A Sept. 14, 2012 memo from Rhodes included the subject line: “RE: PREP Call with Susan: Saturday at 4:00 pm ET,” Fox News reported. The email noted goals ”to underscore that these protests are rooted in an Internet video and not a broader failure of policy” and “to reinforce the President and Administration’s strength and steadiness in dealing with difficult challenges,” Fox News added.
The Rhodes email was a catalyst for the Select Committee and first obtained by Judicial Watch through a federal court lawsuit under the Freedom of Information Act, the network said.
Rhodes was the same official who approved Clinton’s statement the night of the attack linking the video to Benghazi, Fox News added.
(Photo credit should read STR/AFP/GettyImages)
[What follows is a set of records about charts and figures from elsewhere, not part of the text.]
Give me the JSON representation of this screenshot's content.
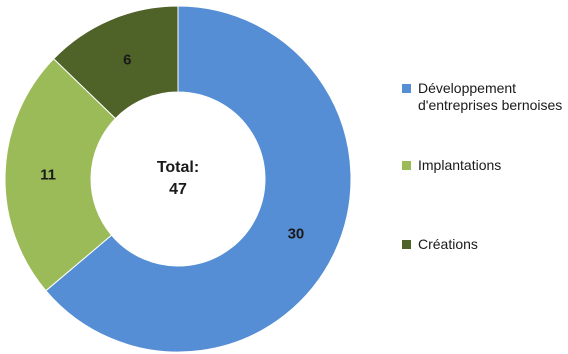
{
  "chart_data": {
    "type": "pie",
    "donut": true,
    "slices": [
      {
        "label": "Développement d'entreprises bernoises",
        "value": 30,
        "value_label": "30",
        "color": "#558ED5"
      },
      {
        "label": "Implantations",
        "value": 11,
        "value_label": "11",
        "color": "#9BBB59"
      },
      {
        "label": "Créations",
        "value": 6,
        "value_label": "6",
        "color": "#4F6228"
      }
    ],
    "center_text": [
      "Total:",
      "47"
    ],
    "legend_position": "right",
    "legend": [
      {
        "line1": "Développement",
        "line2": "d'entreprises bernoises",
        "color": "#558ED5"
      },
      {
        "line1": "Implantations",
        "color": "#9BBB59"
      },
      {
        "line1": "Créations",
        "color": "#4F6228"
      }
    ]
  }
}
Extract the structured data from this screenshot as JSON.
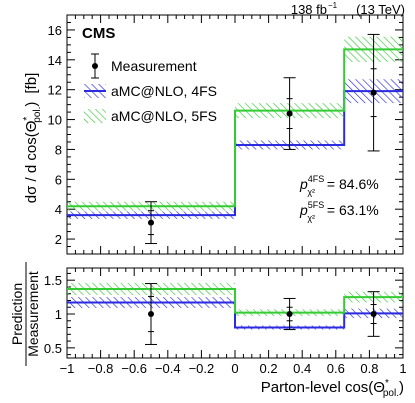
{
  "header": {
    "experiment": "CMS",
    "luminosity": "138 fb",
    "lumi_exp": "−1",
    "energy": "(13 TeV)"
  },
  "chart_data": [
    {
      "type": "line",
      "panel": "main",
      "ylabel_main": "dσ / d cos(Θ",
      "ylabel_sup": "*",
      "ylabel_sub": "pol.",
      "ylabel_close": ")",
      "ylabel_unit": "[fb]",
      "bins": [
        [
          -1,
          0
        ],
        [
          0,
          0.65
        ],
        [
          0.65,
          1
        ]
      ],
      "xlim": [
        -1,
        1
      ],
      "ylim": [
        1,
        17
      ],
      "yticks": [
        "2",
        "4",
        "6",
        "8",
        "10",
        "12",
        "14",
        "16"
      ],
      "legend": [
        "Measurement",
        "aMC@NLO, 4FS",
        "aMC@NLO, 5FS"
      ],
      "measurement": {
        "x": [
          -0.5,
          0.325,
          0.825
        ],
        "y": [
          3.1,
          10.4,
          11.8
        ],
        "err_total": [
          1.4,
          2.4,
          3.9
        ],
        "err_inner": [
          0.8,
          1.0,
          1.6
        ]
      },
      "series": [
        {
          "name": "aMC@NLO, 4FS",
          "color": "#2a2ae0",
          "values": [
            3.6,
            8.3,
            11.9
          ],
          "unc": [
            0.25,
            0.3,
            0.8
          ]
        },
        {
          "name": "aMC@NLO, 5FS",
          "color": "#33cc33",
          "values": [
            4.2,
            10.6,
            14.7
          ],
          "unc": [
            0.3,
            0.5,
            0.85
          ]
        }
      ],
      "annotations": [
        {
          "symbol": "p",
          "sup": "4FS",
          "sub": "χ²",
          "text": " = 84.6%"
        },
        {
          "symbol": "p",
          "sup": "5FS",
          "sub": "χ²",
          "text": " = 63.1%"
        }
      ]
    },
    {
      "type": "line",
      "panel": "ratio",
      "ylabel_top": "Prediction",
      "ylabel_bottom": "Measurement",
      "xlabel": "Parton-level cos(Θ",
      "xlabel_sup": "*",
      "xlabel_sub": "pol.",
      "xlabel_close": ")",
      "xlim": [
        -1,
        1
      ],
      "ylim": [
        0.35,
        1.68
      ],
      "xticks": [
        "−1",
        "−0.8",
        "−0.6",
        "−0.4",
        "−0.2",
        "0",
        "0.2",
        "0.4",
        "0.6",
        "0.8",
        "1"
      ],
      "yticks": [
        "0.5",
        "1",
        "1.5"
      ],
      "measurement": {
        "x": [
          -0.5,
          0.325,
          0.825
        ],
        "y": [
          1.0,
          1.0,
          1.0
        ],
        "err_total": [
          0.45,
          0.23,
          0.33
        ],
        "err_inner": [
          0.26,
          0.1,
          0.14
        ]
      },
      "series": [
        {
          "name": "aMC@NLO, 4FS",
          "color": "#2a2ae0",
          "values": [
            1.17,
            0.8,
            1.01
          ],
          "unc": [
            0.08,
            0.03,
            0.07
          ]
        },
        {
          "name": "aMC@NLO, 5FS",
          "color": "#33cc33",
          "values": [
            1.37,
            1.02,
            1.25
          ],
          "unc": [
            0.09,
            0.05,
            0.08
          ]
        }
      ]
    }
  ]
}
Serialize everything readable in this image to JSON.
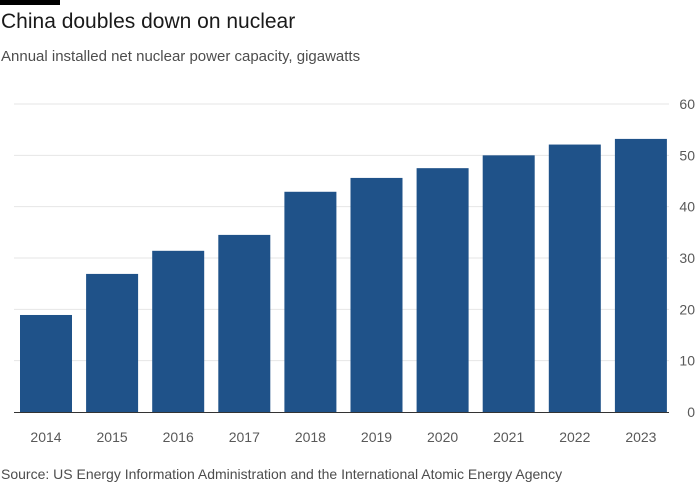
{
  "header": {
    "title": "China doubles down on nuclear",
    "subtitle": "Annual installed net nuclear power capacity, gigawatts"
  },
  "footer": {
    "source": "Source: US Energy Information Administration and the International Atomic Energy Agency"
  },
  "colors": {
    "bar": "#1f5289",
    "grid": "#e6e6e6",
    "axis": "#333333"
  },
  "chart_data": {
    "type": "bar",
    "title": "China doubles down on nuclear",
    "subtitle": "Annual installed net nuclear power capacity, gigawatts",
    "xlabel": "",
    "ylabel": "",
    "categories": [
      "2014",
      "2015",
      "2016",
      "2017",
      "2018",
      "2019",
      "2020",
      "2021",
      "2022",
      "2023"
    ],
    "values": [
      18.9,
      26.9,
      31.4,
      34.5,
      42.9,
      45.6,
      47.5,
      50.0,
      52.1,
      53.2
    ],
    "ylim": [
      0,
      60
    ],
    "yticks": [
      0,
      10,
      20,
      30,
      40,
      50,
      60
    ],
    "grid": true,
    "yaxis_side": "right"
  }
}
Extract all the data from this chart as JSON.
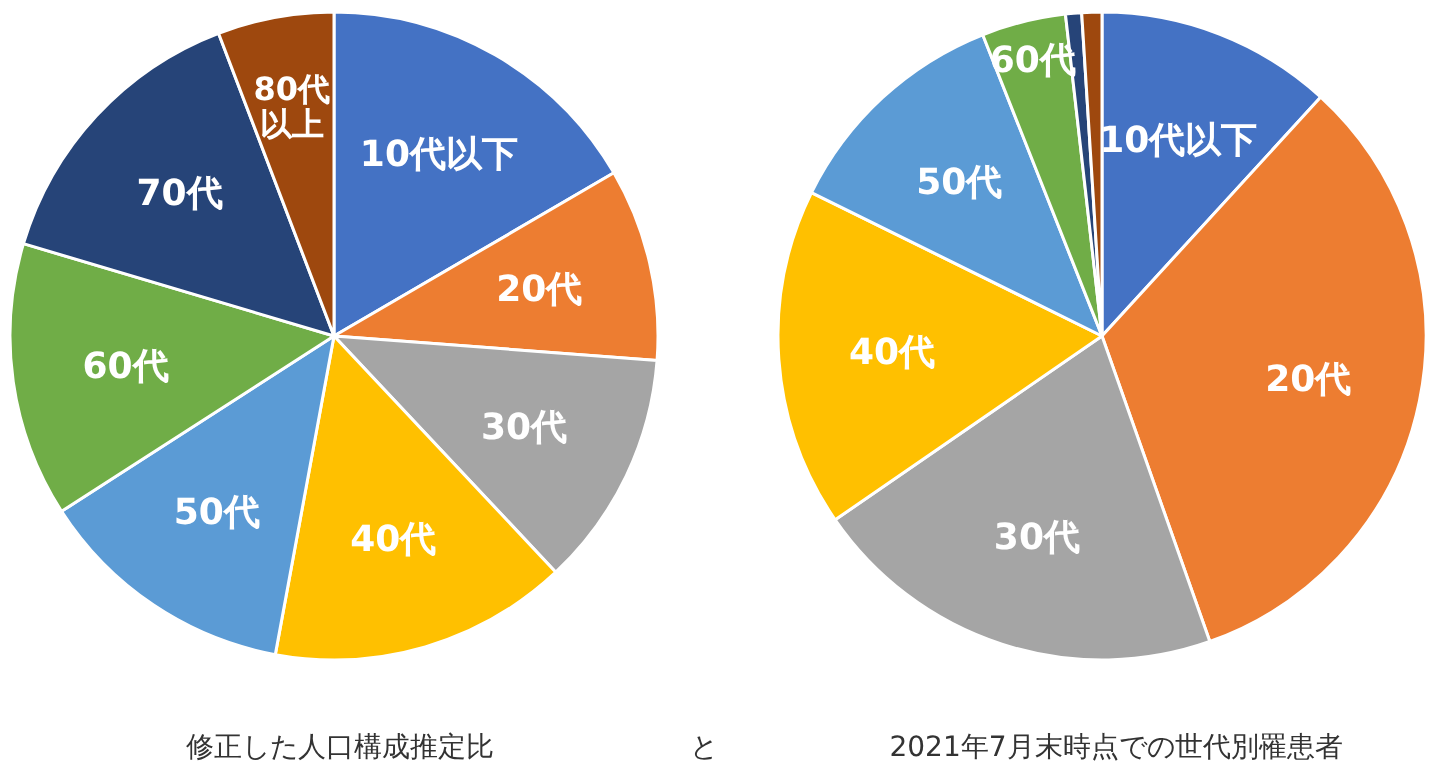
{
  "chart_data": [
    {
      "type": "pie",
      "title": "修正した人口構成推定比",
      "annotations": [
        "と"
      ],
      "categories": [
        "10代以下",
        "20代",
        "30代",
        "40代",
        "50代",
        "60代",
        "70代",
        "80代以上"
      ],
      "values": [
        16.6,
        9.6,
        11.8,
        14.9,
        13.0,
        13.7,
        14.6,
        5.8
      ],
      "colors": [
        "#4472c4",
        "#ed7d31",
        "#a5a5a5",
        "#ffc000",
        "#5b9bd5",
        "#70ad47",
        "#264478",
        "#9e480e"
      ]
    },
    {
      "type": "pie",
      "title": "2021年7月末時点での世代別罹患者",
      "categories": [
        "10代以下",
        "20代",
        "30代",
        "40代",
        "50代",
        "60代",
        null,
        null
      ],
      "values": [
        11.8,
        32.8,
        20.8,
        16.9,
        11.7,
        4.2,
        0.8,
        1.0
      ],
      "colors": [
        "#4472c4",
        "#ed7d31",
        "#a5a5a5",
        "#ffc000",
        "#5b9bd5",
        "#70ad47",
        "#264478",
        "#9e480e"
      ]
    }
  ]
}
Here are several other top “revelations” made in the GOP
report:
• Despite President Obama and Secretary of Defense Leon Panetta’s clear orders to deploy military assets, nothing was sent to Benghazi, and nothing was en route to Libya at the time the last two Americans were killed almost 8 hours after the attacks began. [pg. 141]
• With Ambassador Stevens missing, the White House convened a roughly two-hour meeting at 7:30 PM, which resulted in action items focused on a YouTube video, and others containing the phrases “[i]f any deployment is made,” and “Libya must agree to any deployment,” and “[w]ill not deploy until order comes to go to either Tripoli or Benghazi.” [pg. 115]
[...]
• A Fleet Antiterrorism Security Team (FAST) sat on a plane in Rota, Spain, for three hours, and changed in and out of their uniforms four times. [pg. 154]
• None of the relevant military forces met their required deployment timelines. [pg. 150]
You can find a full summary of the final report’s revelations
here.
On Tuesday, the panel’s Democrats denounced the Republicans’ report as “a conspiracy theory on steroids — bringing back long-debunked allegations with no credible evidence whatsoever.” The statement added: “Republicans promised a process and report that was fair and bipartisan, but this is exactly the opposite.”
The Associated Press contributed to this story.